Pour information, il exprime ses opinions sans crainte. Sur le plan intérieur, il voit la laïcité comme un ennemi, il croit que la Torah doit être la source de la législation en Entité sioniste et que ses jugements doivent être appliqués lorsqu’il n’y a pas de textes explicites dans la loi, luttant ainsi farouchement contre la gauche séculaire et soutenant l’aille droite avec l’argent. À l’international, il estime qu’il n’existe aucune solution avec les Palestiniens en dehors de leur soumission à une vie inférieure sous la souveraineté israélienne : c’est-à-dire « l’assujettissement » (ce terme est d’ailleurs utilisé par certains membres de l’extrême droite), l’expulsion hors du pays, ou la mort.
Comme son père, il ne croit pas à la présence d’autrui entre le fleuve et la mer, et va même jusqu’à étendre sa vision à la Jordanie, comme cela a été le cas lorsqu’il a publié sa photo avec un logo représentant la Jordanie et la Palestine. Il ne reconnaît aucune limite à la colonisation. Selon lui, la solution pour la Cisjordanie est de saturer les territoires avec des colonies et des colons pour forcer les Palestiniens à partir ou à mourir, tandis que la solution qu’il propose pour Gaza est la migration à l’étranger et la colonisation complète de Gaza, présentée dans un cadre soi-disant humanitaire. Il prétend que la présence de colonies est suffisante pour stopper les opérations de résistance.
Il encourage également le contrôle total sur la mosquée Al-Aqsa mais ne l’entre pas, conforme à la fatwa de la grande rabbinité, une contradiction qui montre à quel point il est dévoué religieusement aux opinions de la rabbinité. Smotrich n’est pas comme Ben-Gvir, surnommé par certains « le ministre de TikTok », qui s’appuie sur les positions populistes telles que le port d’armes et l’affrontement public, le déplacement de son bureau au quartier de Sheikh Jarrah et des cris un peu partout. Smotrich, lui, est calme, parle peu et agit beaucoup.
Il sait quand reculer tactiquement, comme il l’a fait lorsqu’il s’est retiré de son attaque contre le lobby gay en Entité sioniste en vue des élections, sans toutefois abandonner publiquement ses convictions. C’est un homme de tactique et non de pragmatisme.

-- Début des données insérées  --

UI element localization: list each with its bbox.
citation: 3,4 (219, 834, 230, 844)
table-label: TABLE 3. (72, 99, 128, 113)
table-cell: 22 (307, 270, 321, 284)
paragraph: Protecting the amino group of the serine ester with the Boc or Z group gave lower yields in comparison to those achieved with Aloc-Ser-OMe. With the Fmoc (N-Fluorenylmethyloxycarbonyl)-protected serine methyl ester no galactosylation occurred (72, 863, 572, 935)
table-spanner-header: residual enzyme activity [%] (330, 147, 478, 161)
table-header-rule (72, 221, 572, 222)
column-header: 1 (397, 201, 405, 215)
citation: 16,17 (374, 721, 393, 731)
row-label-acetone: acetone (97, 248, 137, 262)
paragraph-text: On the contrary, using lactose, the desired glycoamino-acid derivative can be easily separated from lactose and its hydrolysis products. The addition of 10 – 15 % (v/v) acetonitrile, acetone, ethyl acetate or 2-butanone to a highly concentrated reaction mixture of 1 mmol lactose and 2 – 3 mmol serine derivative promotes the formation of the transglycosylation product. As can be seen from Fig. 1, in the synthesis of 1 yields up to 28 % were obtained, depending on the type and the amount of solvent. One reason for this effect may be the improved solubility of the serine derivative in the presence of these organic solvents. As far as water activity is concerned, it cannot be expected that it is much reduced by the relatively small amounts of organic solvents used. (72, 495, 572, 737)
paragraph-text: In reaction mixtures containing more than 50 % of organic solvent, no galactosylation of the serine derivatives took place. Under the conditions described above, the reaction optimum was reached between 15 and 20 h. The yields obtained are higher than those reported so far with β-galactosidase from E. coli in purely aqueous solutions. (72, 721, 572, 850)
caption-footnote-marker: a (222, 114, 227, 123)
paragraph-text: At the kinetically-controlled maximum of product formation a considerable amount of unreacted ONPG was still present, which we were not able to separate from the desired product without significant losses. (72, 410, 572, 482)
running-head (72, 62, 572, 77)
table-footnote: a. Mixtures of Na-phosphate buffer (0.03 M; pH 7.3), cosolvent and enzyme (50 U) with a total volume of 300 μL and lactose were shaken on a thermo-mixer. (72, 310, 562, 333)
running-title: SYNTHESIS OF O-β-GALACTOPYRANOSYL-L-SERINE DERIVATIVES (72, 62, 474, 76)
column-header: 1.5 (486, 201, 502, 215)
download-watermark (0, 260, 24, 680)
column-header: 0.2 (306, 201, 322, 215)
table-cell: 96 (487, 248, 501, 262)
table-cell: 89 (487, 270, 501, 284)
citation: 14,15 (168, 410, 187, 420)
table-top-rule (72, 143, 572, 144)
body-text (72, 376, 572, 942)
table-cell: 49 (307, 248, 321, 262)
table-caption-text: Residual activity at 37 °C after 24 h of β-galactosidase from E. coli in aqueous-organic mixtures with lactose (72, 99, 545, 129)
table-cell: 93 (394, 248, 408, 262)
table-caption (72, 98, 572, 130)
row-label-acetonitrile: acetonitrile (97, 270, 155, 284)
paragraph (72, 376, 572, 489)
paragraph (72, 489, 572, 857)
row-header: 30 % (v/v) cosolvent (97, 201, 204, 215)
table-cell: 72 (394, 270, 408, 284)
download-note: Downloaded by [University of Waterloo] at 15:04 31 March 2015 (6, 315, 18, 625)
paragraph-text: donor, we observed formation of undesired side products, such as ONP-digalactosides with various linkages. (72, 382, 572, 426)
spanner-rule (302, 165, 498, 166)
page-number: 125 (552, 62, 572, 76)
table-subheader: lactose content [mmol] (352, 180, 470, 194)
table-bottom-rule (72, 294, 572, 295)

Et c’est là que réside son danger, car il pourrait convaincre, avec ses politiques futures, l’ensemble du courant de droite – et pas seulement l’extrême droite – de se ranger sous sa direction et de dépasser son actuel allié Ben-Gvir et même Netanyahu. Je n’exclus pas que cela soit l’un de ses principaux objectifs futurs. Par conséquent, s’il y a quelqu’un à surveiller, à avertir et à être conscient de ses démarches aujourd’hui, c’est Smotrich, car il n’y a rien de plus dangereux qu’un politicien fou dans sa pensée mais sage dans son action.